Although the association acknowledged that it was responsible for the space between the unit’s sheetrock and the exterior wall, it claimed that it had no legal duty to install insulation in that area. The association also maintained that the pipe itself was not a common element and was concerned that fixing the issue would set a precedent for other unit owners to request the same assistance. The unit owner repaired the issue on his own and filed a small claims complaint seeking $2,109.87 in damages. The trial court awarded the unit owner $1,642, finding that although the pipe was not a common element, the freezing issue stemmed from the lack of insulation in the wall, which was a common element. The association appealed.

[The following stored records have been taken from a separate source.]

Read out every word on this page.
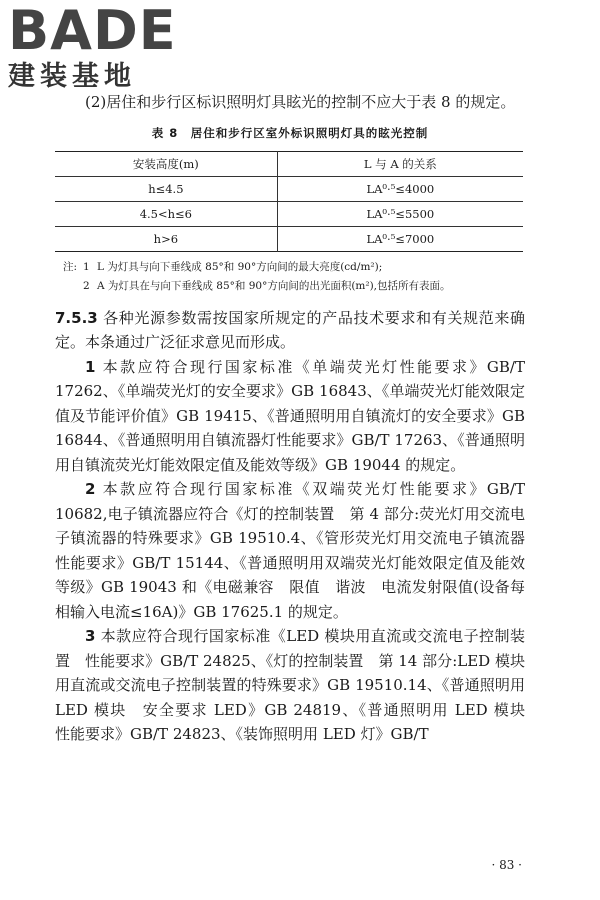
BADE
建装基地

(2)居住和步行区标识照明灯具眩光的控制不应大于表 8 的规定。

表 8　居住和步行区室外标识照明灯具的眩光控制
安装高度(m)	L 与 A 的关系
h≤4.5	LA⁰·⁵≤4000
4.5<h≤6	LA⁰·⁵≤5500
h>6	LA⁰·⁵≤7000
注: 1 L 为灯具与向下垂线成 85°和 90°方向间的最大亮度(cd/m²);
2 A 为灯具在与向下垂线成 85°和 90°方向间的出光面积(m²),包括所有表面。

7.5.3 各种光源参数需按国家所规定的产品技术要求和有关规范来确定。本条通过广泛征求意见而形成。

1 本款应符合现行国家标准《单端荧光灯性能要求》GB/T 17262、《单端荧光灯的安全要求》GB 16843、《单端荧光灯能效限定值及节能评价值》GB 19415、《普通照明用自镇流灯的安全要求》GB 16844、《普通照明用自镇流器灯性能要求》GB/T 17263、《普通照明用自镇流荧光灯能效限定值及能效等级》GB 19044 的规定。

2 本款应符合现行国家标准《双端荧光灯性能要求》GB/T 10682,电子镇流器应符合《灯的控制装置　第 4 部分:荧光灯用交流电子镇流器的特殊要求》GB 19510.4、《管形荧光灯用交流电子镇流器　性能要求》GB/T 15144、《普通照明用双端荧光灯能效限定值及能效等级》GB 19043 和《电磁兼容　限值　谐波　电流发射限值(设备每相输入电流≤16A)》GB 17625.1 的规定。

3 本款应符合现行国家标准《LED 模块用直流或交流电子控制装置　性能要求》GB/T 24825、《灯的控制装置　第 14 部分:LED 模块用直流或交流电子控制装置的特殊要求》GB 19510.14、《普通照明用 LED 模块　安全要求 LED》GB 24819、《普通照明用 LED 模块　性能要求》GB/T 24823、《装饰照明用 LED 灯》GB/T

· 83 ·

The Appellate Division upheld the trial court’s decision. The Court reaffirmed that a unit owner can bring an action for damages against an association when a defect in a common element causes damage to a unit, and here the association’s failure to insulate the interior wall of the bathroom, which was a common element, resulted in the plaintiff’s damages. The Court also found that even though the association was not negligent, the trial court’s judgement was based on a breach of the governing documents, and there was enough testimony even without an expert to support the conclusion that the unit-owner’s repairs were needed to prevent further freezing.
The Court also reasoned that although N.J.S.A. 46:8B-18 prohibits individual unit owners from repairing or altering common elements, the Court has previously held that modifications of common elements that do not have a substantial impact on the condominium property as a whole or otherwise impact other unit owners are not subject to this prohibition. The Court rejected the association’s argument that public policy precluded unit owners from conducting their own repairs of common elements and then seeking reimbursement, particularly when, as here, the association ignores a unit-owner’s request for significant periods and refuses to fix the issue. Instead, the Court held that it would be unreasonable to prohibit a unit owner from fixing an issue on their own. Finally, although the unit-owner’s invoice for the work was not itemized, the Court noted that a plaintiff can satisfy their burden of proving damages as long as they prove their damages with sufficient certainty to permit the factfinder to “make a fair and reasonable estimate.”